Otherwise yet, a program maps input to output (+ residue, the
difference in machine state start to completion), so use descriptive
statistics (mean, variance, quartiles, outliers, extrema) on the
answers.  E.g., for (2), the fastest C program (sampled) (that maps I-
>O) way surpasses the fastest Perl program (sampled), and it was
written by Steve C. Guru, and we couldn't find Steve Perl Guru; and
besides, the means across programs in C and Perl show no statistically
significant difference at the 96% confidence level.  And besides,
there is no algorithm to generate even the fastest-running program (of
a problem/spec) for a machine in a language, much less (1) and (3)!
So you're looking at ( coder with coder trait or traitless, program
problem, program solution, language implementation, op'ing sys.,
hardware, inital state ) for variables in your answers.  That's one of
the obstructions anyway to rigorous metrics of languages: you never
run the language.  (Steve Traitless Coder-- v. interesting.-- given
nothing but the problem, the install and machine, and the internet--
throw doc. traits and internet connection speed in!-- how good is a
simple random sample?-- or Steve Self-Proclaimed Non-Zero Experience
and Familiarity Perl Coder, or Steve Self-Proclaimed Non-Trivial
Experience and Familiarity Perl Coder.)

And don't forget a bug identity metric too-- if two sprout up while
fixing one, is that one, two, or three?  Do the answers to (1) and (2)
vary with count of bugs remaining?  If a "program" maps input to
output, then Python has never been written.

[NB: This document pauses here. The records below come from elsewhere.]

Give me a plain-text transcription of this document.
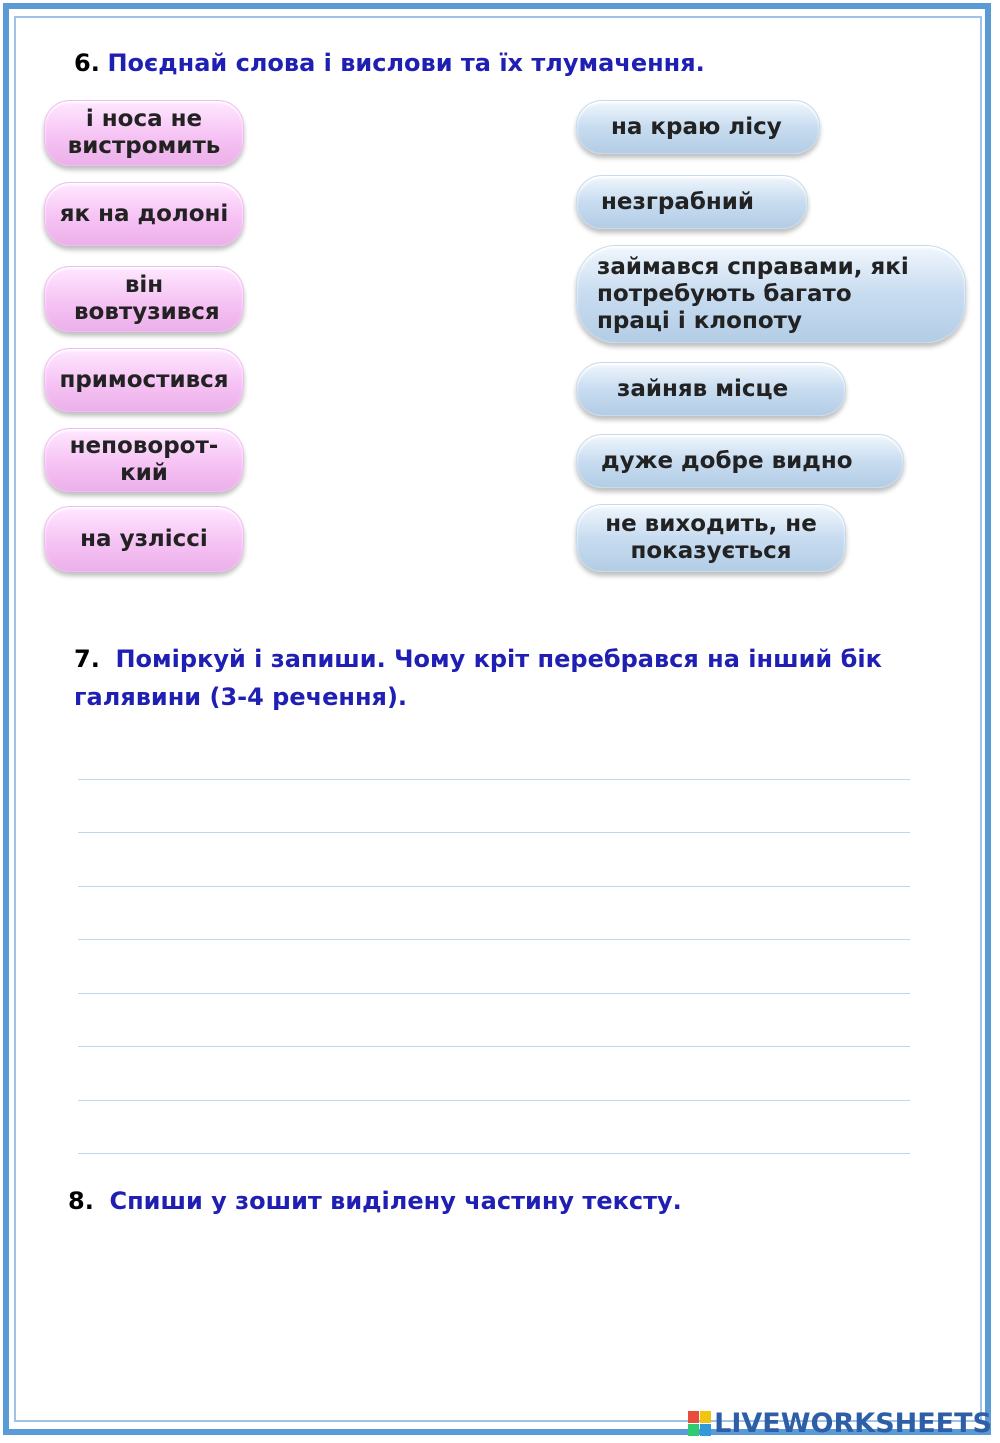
6. Поєднай слова і вислови та їх тлумачення.
і носа не вистромить
як на долоні
він вовтузився
примостився
неповорот-кий
на узліссі
на краю лісу
незграбний
займався справами, які потребують багато праці і клопоту
зайняв місце
дуже добре видно
не виходить, не показується
7. Поміркуй і запиши. Чому кріт перебрався на інший бік галявини (3-4 речення).
8. Спиши у зошит виділену частину тексту.
LIVEWORKSHEETS
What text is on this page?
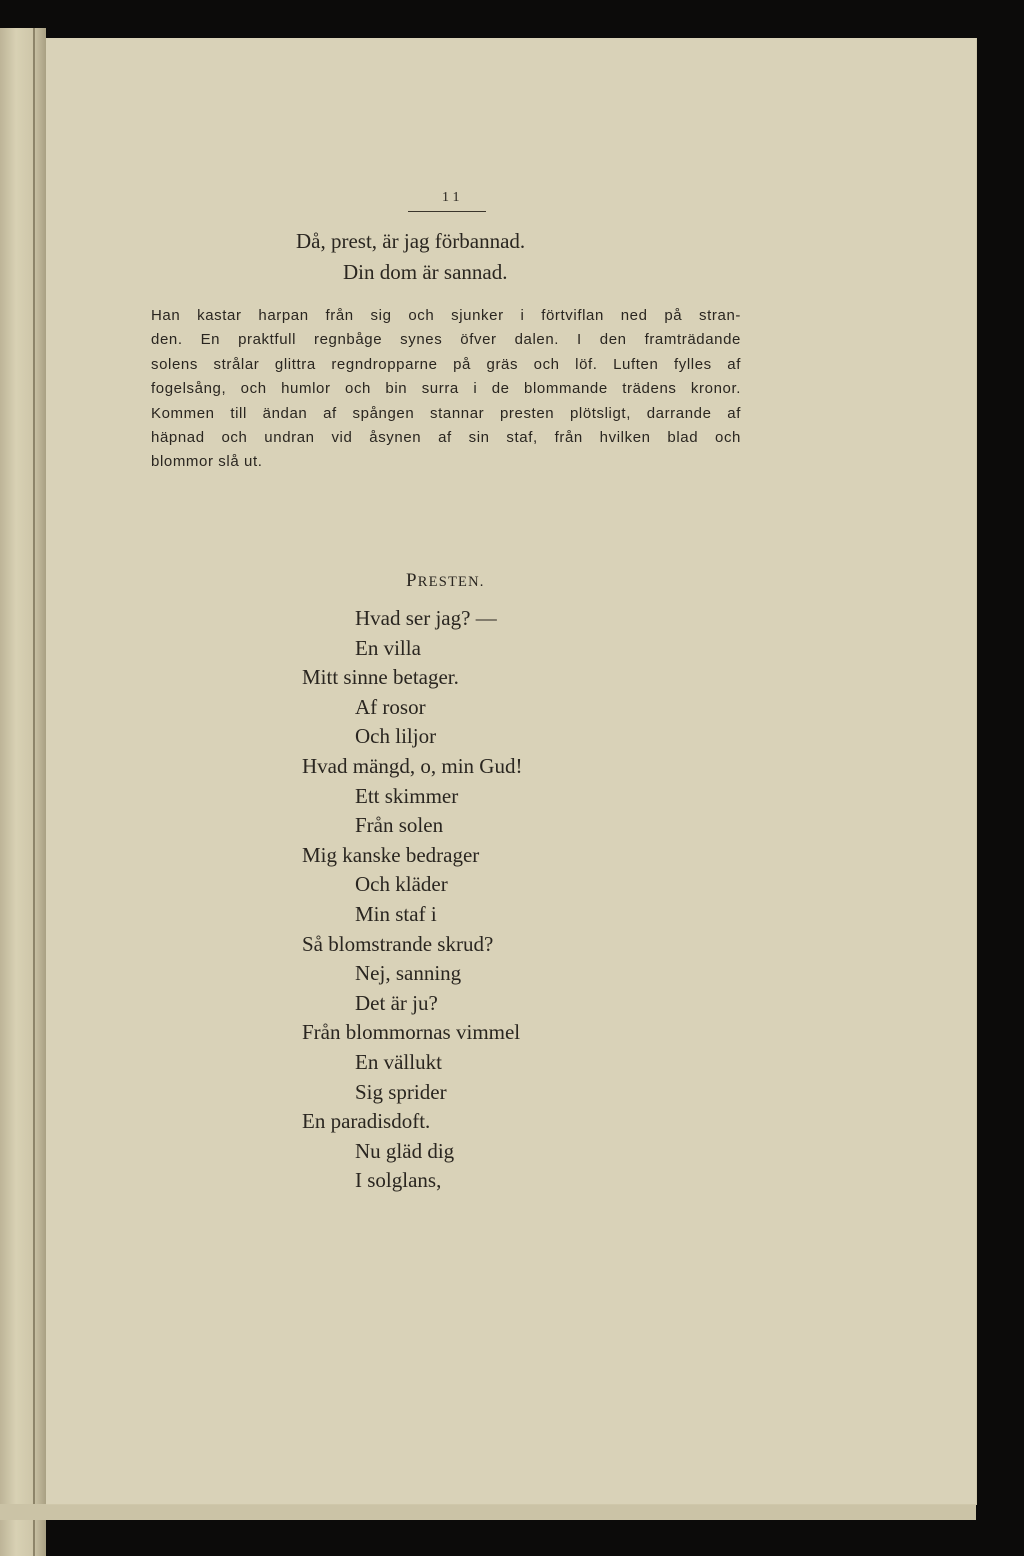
11

Då, prest, är jag förbannad.
Din dom är sannad.
Han kastar harpan från sig och sjunker i förtviflan ned på stran-
den. En praktfull regnbåge synes öfver dalen. I den framträdande
solens strålar glittra regndropparne på gräs och löf. Luften fylles af
fogelsång, och humlor och bin surra i de blommande trädens kronor.
Kommen till ändan af spången stannar presten plötsligt, darrande af
häpnad och undran vid åsynen af sin staf, från hvilken blad och
blommor slå ut.

PRESTEN.

Hvad ser jag? —
En villa
Mitt sinne betager.
Af rosor
Och liljor
Hvad mängd, o, min Gud!
Ett skimmer
Från solen
Mig kanske bedrager
Och kläder
Min staf i
Så blomstrande skrud?
Nej, sanning
Det är ju?
Från blommornas vimmel
En vällukt
Sig sprider
En paradisdoft.
Nu gläd dig
I solglans,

That doesn't stop you from saying what you want though - what your
priorities are:
1) Time to code.  Important.
2) Time to run.  Unimportant.
3a) Bug obviousness.  Important.
3b) Bug time to fix.  Important.
3c) Bug incidence.  Less important.

Ranked.
1) Time to code.
2) Bug obviousness.  It's ok if Steve Proposed Language Guru rarely
codes ten lines without a bug, so long as he can always catch them
right away.
3) Bug time to fix.
4) Bug incidence.
unranked) Time to run.

Are you wanting an interpreter that runs an Amazon Cloud A.I. to catch
bugs?  That's another $0.10, please, ma'am.

> b.append(1)
> ... suddenly my code hits an unexpected performance drop

Expect it, or use a different data structure.